I’m not so sure. There’s a veneer of Woke-speak in the marketing, and remember that actor/ess interviews are part of the marketing. The veneer isn’t the wood. The wood is surely at least two things: first, Hollywood blockbusters are primarily made for the Chinese and Indian markets, rather than the domestic US market; second, White Men Who Want To Watch Movies are now only twenty-five per cent of the population of the USA, and the prime age range, which I understand to be 18-30, has been, I suspect, deserting the movies in favour of computer games, and box sets or streaming, for quite the time now. Hollywood used to make movies for White Men, because there were enough of them to make a decent audience. Now there aren’t.

So Hollywood makes movies for White Women, diversities in the USA, and the Chinese and Indian markets. (The James Bond franchise had been taking into account the quirks of local markets since forever.) No more evil slanty-eyed Chinese or dumb Black criminals, unless they are cool super-villans. (That explains why nobody complains about the portrayal of Mexican and South American gangsters: psychopathy is super-cool.) No more Uma Thurman. Women have to be “real” and sassy, or strong, or hot messes. These groups are now the primary market.

Who gets to be the Bad Guy, the Dope and the Loser? The one group who isn’t paying dues to Hollywood. The White Man. He has to be the dupe, the dope, the clown and the clueless. Ain’t nobody else left.

Hollywood has learned a lot from Chinese movies, though it has yet to incorporate a love story and a dance scene into a Fast And Furious to keep the Indian audience happy. What it doesn’t know how to get right is Having A Hero / Major Character Who Isn’t A White Man (or Denzel Washington or a Lead Girl In A Sci-Fi series). I don’t either: it’s a tricky balance of ignoring the gender and colour of the Lead, but somehow building in both to the character and plot, without it interfering with the way the character functions. At the moment, NWM Leads have to flaunt their NWM-ness at the audience and lord it over the WM supporting cast, because Hollywood thinks that’s what the White Women + Diversities want to see. And maybe Hollywood is right. I don’t know: I haven’t seen the research.

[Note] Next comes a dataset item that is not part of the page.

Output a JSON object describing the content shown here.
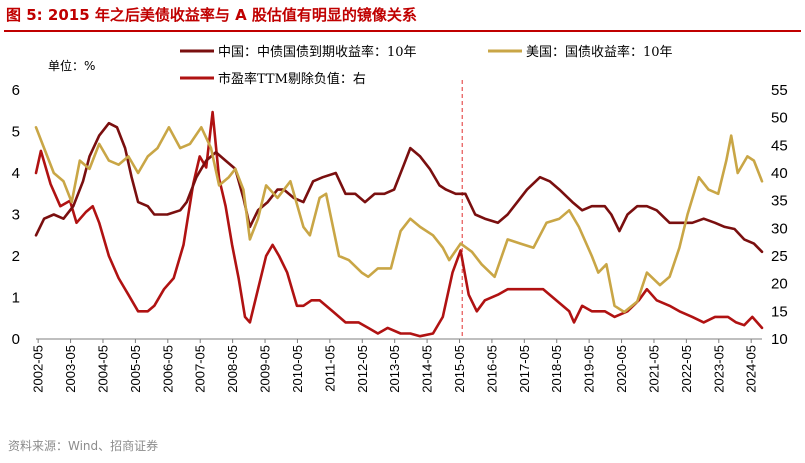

Meantime, the Fast and Furious franchise is stuffed to the gills with WM leads. After the cars, WM leads are the whole point of F&F. But then F&F really is made for the Chinese, who don’t go for any of this woke stuff. And look at (some of) the box set series. The ones I have, from Sons of Anarchy, through House, to Elementary and The Shield, have strong, white, male characters who take no shit from anyone. Not All Box Sets Are Like That (Game of Thrones!), but some are, because if the producers get it right, the WM audience will buy in bulk.

The old-school feminists understood that the masculine world is a shifting, elusive and fluid thing. They knew that whenever they managed to get into some male bastion, the men had somehow gone to another bastion somewhere else. What they didn’t know was that the only reason they got access to the old bastion was that the men were already leaving. I can’t help feeling that’s what’s happened to a lot of pop culture: WMs have mostly abandoned it, because there are new and more interesting things to do. As a result, it has been turned into an audience-delivery mechanism for advertisers. The WM stragglers are complaining, but the stragglers always will.